Personally speaking, as a simple Capuchin friar, if I want that my vocation thrives and does not get old and die before my time of passing to the Father’s House, I too need to realize that my life’s mission is that of touching the suffering of patients, especially the ones who are at Sir Anthony Mamo Oncology Centre. Otherwise, if I lock myself down to what makes me comfortable what sort of a Capuchin am I? What would really be my contribution in this world who is direly and urgently asking that the Eucharist we celebrate on our cathedrals, parishes and friaries altars be translated into the attitudes of mercy, listening, compassion and discernment in accompanying God’s people who are suffering?

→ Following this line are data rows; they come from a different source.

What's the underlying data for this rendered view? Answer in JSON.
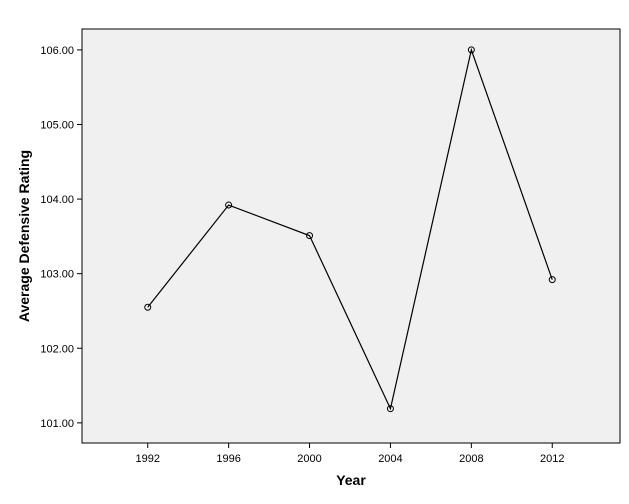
{
  "chart_data": {
    "type": "line",
    "x_label": "Year",
    "y_label": "Average Defensive Rating",
    "x": [
      1992,
      1996,
      2000,
      2004,
      2008,
      2012
    ],
    "series": [
      {
        "color": "#000000",
        "values": [
          102.55,
          103.92,
          103.51,
          101.19,
          106.0,
          102.92
        ]
      }
    ],
    "xlim": [
      1988.75,
      2015.35
    ],
    "xticks": [
      1992,
      1996,
      2000,
      2004,
      2008,
      2012
    ],
    "ylim": [
      100.73,
      106.28
    ],
    "yticks": [
      {
        "value": 101,
        "label": "101.00"
      },
      {
        "value": 102,
        "label": "102.00"
      },
      {
        "value": 103,
        "label": "103.00"
      },
      {
        "value": 104,
        "label": "104.00"
      },
      {
        "value": 105,
        "label": "105.00"
      },
      {
        "value": 106,
        "label": "106.00"
      }
    ],
    "background": "#f0f0f0"
  }
}
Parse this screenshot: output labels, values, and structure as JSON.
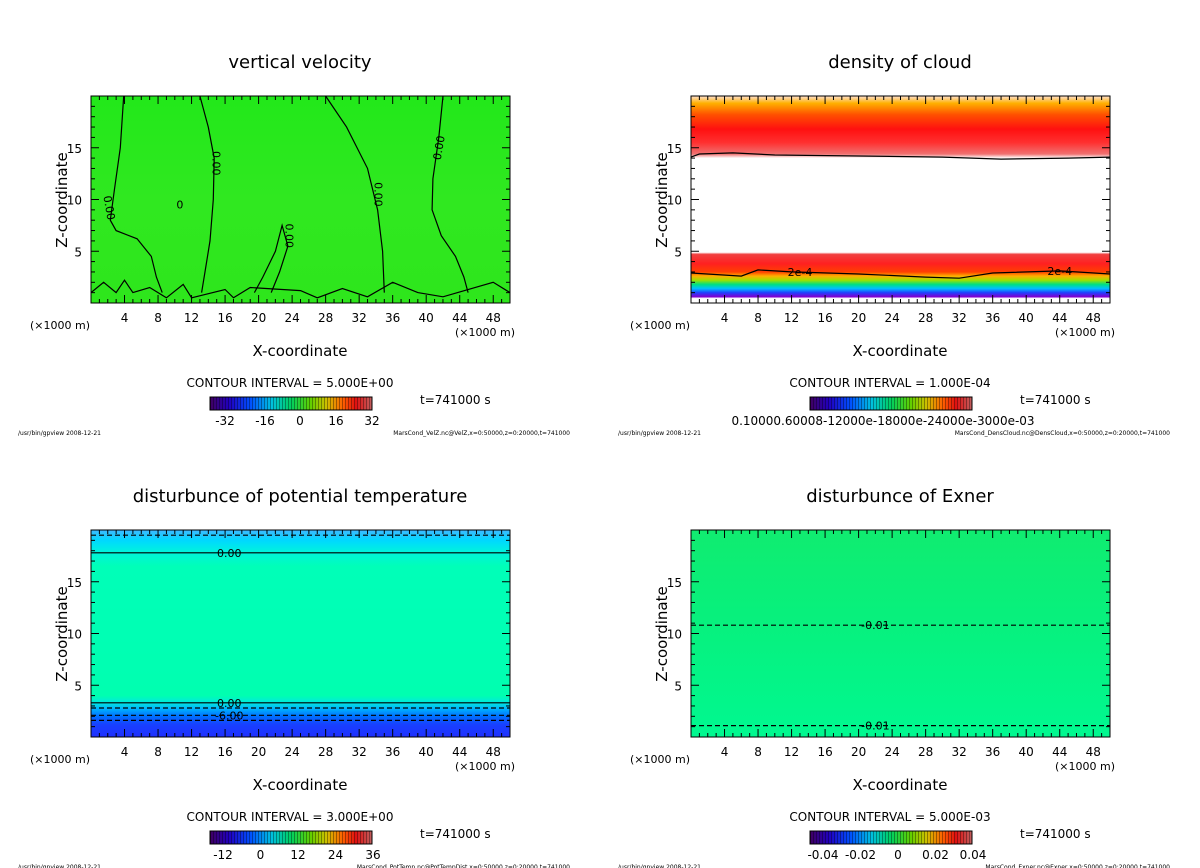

As bishop Grech said in his, probably, last pastoral letter at the helm of Gozo diocese, “now is the time to make those choices to give a new set-up.” My choice is certainly for the Franciscan Capuchin charism of working with the sick at our hospitals, and, as guided by St. Leopold Mandic, the patron saint of cancer patients and being one them myself, working at the Sir Anthony Mamo Oncology Centre. I pray and want to have that love for God in others, particularly the suffering ones, which St. Augustine describes as vero amor Dei usque ad contemptum sui, that is “love of God to the point of contempt for self”.
Gospel spirituality is incarnated in the love of neighbour, namely the outcasts, the sick, the imprisoned, the lonely and so on. If this love is not given due to the many invented or dreamt spiritual faulty excuses the charism of priestly ministry and consecrated life becomes an ideology that puts into coma the very same people who were called by Christ to be ambassadors of his love in every corner of the world and of our beloved country too!
St. Augustine mentions another kind of love: amor sui usque ad contemptuum Dei, that is “love of the self to the point of contempt for God.” This kind of love is to be avoided and fought against in all possible manners since it hinders others from coming to Christ. Hence, it scandalizes absolutely! Let us pray that pastoral ministry, after Covid-19 pandemic, follow the trail of vero amor Dei usque ad contemptum sui!